A second finding is the fact that Flemish history teachers seem inclined to stress continuity rather than change in history. Indeed, 95% of the questions that relate past and present with reference to the intervening period refer to continuity. Nevertheless, the period since 1750 is full of fundamental changes. A potential result of this tendency might be an over-emphasis of continuities between past and present, making the past seem more like the present by selecting those elements which are seen as the roots of present situations. What are possible explanations of this tendency? The Flemish history standards do not promote a particular focus on continuity; they even explicitly require focusing on both continuity and change. As explanations for teachers’ emphasis on continuity rather than change cannot be found in the history standards, they might lie in both the history curriculum and in teachers’ beliefs on the goals of history education. In Flanders, as mentioned, the curriculum is divided into limited time periods to be studied in each grade. This way of framing the curriculum might deter teachers from questioning long-term evolutions, in which change prevails over continuity. Teachers’ beliefs of the goals of history education, from their side, tend to emphasize the past’s usefulness to understand contemporary society. Since they want to make the past relevant for the present, teachers might be inclined to stress continuity over change (Schampaert, Wils, Clarebout, & Verschaffel, 2011). As mentioned in the introduction, history education has, since the late 18th century, been oriented towards citizenship education. This has traditionally resulted in approaches that privilege the study of the origins and development of present-day institutions and values and, more generally, which focus on those aspects of the past that are recognizable from a present perspective. Again, further research should clarify this finding. This research might start by analyzing the 73.6% questions that deal exclusively with the past, and by analyzing how in those questions past events are related to each other. Such research would add new arguments to debates about the benefits of a spiral over a linear (meaning a chronological) history curriculum.

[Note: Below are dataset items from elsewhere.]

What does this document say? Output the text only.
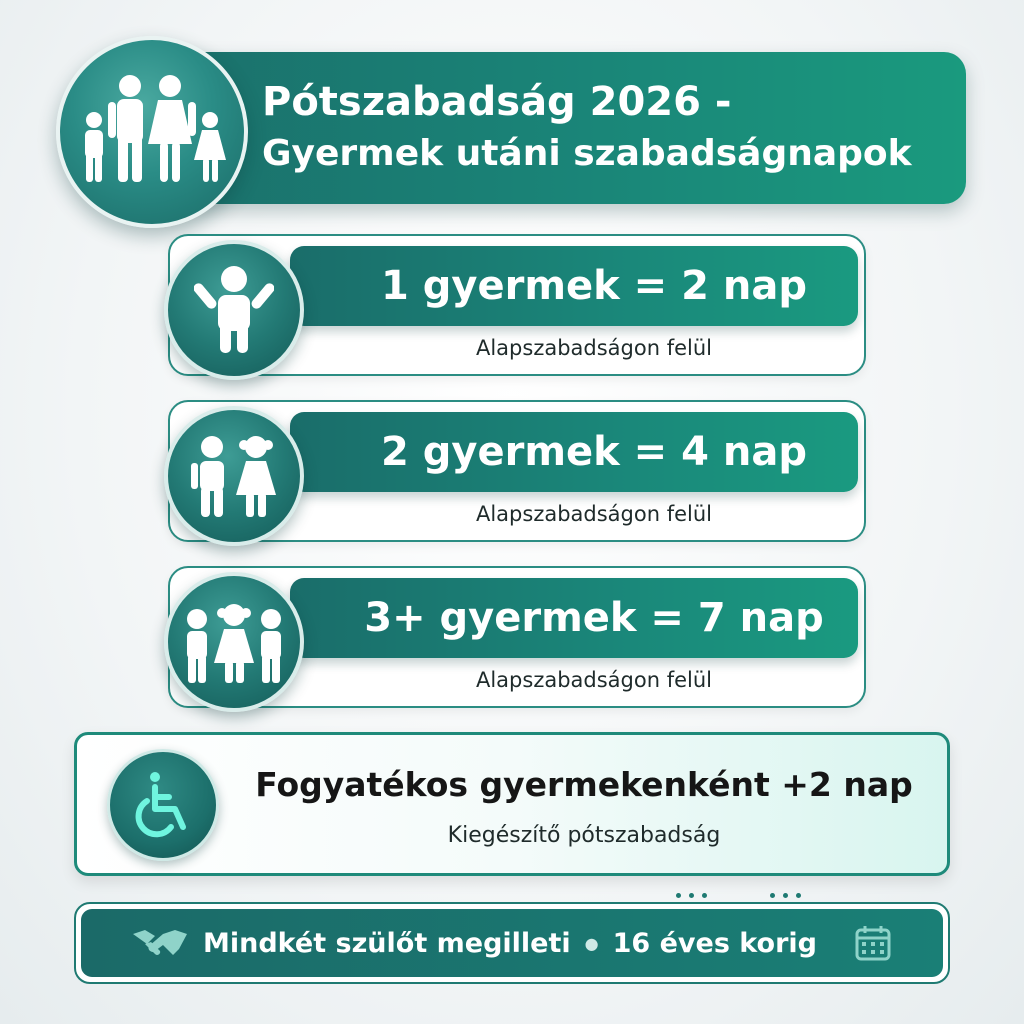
Pótszabadság 2026 -
Gyermek utáni szabadságnapok
1 gyermek = 2 nap
Alapszabadságon felül
2 gyermek = 4 nap
Alapszabadságon felül
3+ gyermek = 7 nap
Alapszabadságon felül
Fogyatékos gyermekenként +2 nap
Kiegészítő pótszabadság
Mindkét szülőt megilleti ● 16 éves korig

Further research should equally go beyond the study of written history exams, as this source has its limitations. Written exams represent only one element of teaching practices. Furthermore, assessment in history education is not limited to exams. Throughout the school year, other tasks are given, and formative ways of assessment take place. Those tasks differ substantially from written exams, which, given their tight time frame, tend to privilege short open-answer questions. There are indications that writing assessments, for instance, stimulate students to evaluate current history policies or historical debates. In this way, students are incited to reflect on questions such as continuity and change, and, ultimately, on the position of the present in their own history class. All this indicates, however, that the study of (the whole of) assessment offers very interesting perspectives on didactical research.

Notes

  1. 1. This research was based on a research project entitled, “End of Term Tests in History as an Access to the Study of Teaching Practices: A Methodological Survey and Two Case Studies.” This project was financed by the Academic Formation Institute of the University of Leuven. It was conducted in the History Teacher Training Program and the Cultural History since 1750 research unit, in cooperation with the Instructional Psychology and Technology research unit, all of University of Leuven.
  2. 2. See the special issue entitled (and dedicated to), “Longing for the Present in the History of History Education” (Wils & Verschaffel, 2012), with contributions from Annie Bruter, Matthias Meirlaen, Evelyne Hery, Alexander Albicher, Peter Seixas, and Maria Grever, Pieter de Bruijn, & Carla van Boxtel.
  3. 3. Based on the official attainment targets, the different educational networks in Flanders further design their own curriculum. Because this would lead too far, no further attention is paid to the different curricula in this article, even though this distinction was included in the research.
  4. 4. Authors’ translation; this applies to other citations of the standards, and of the written exams as well.
  5. 5. In vocational education, history does not exist as an autonomous school subject.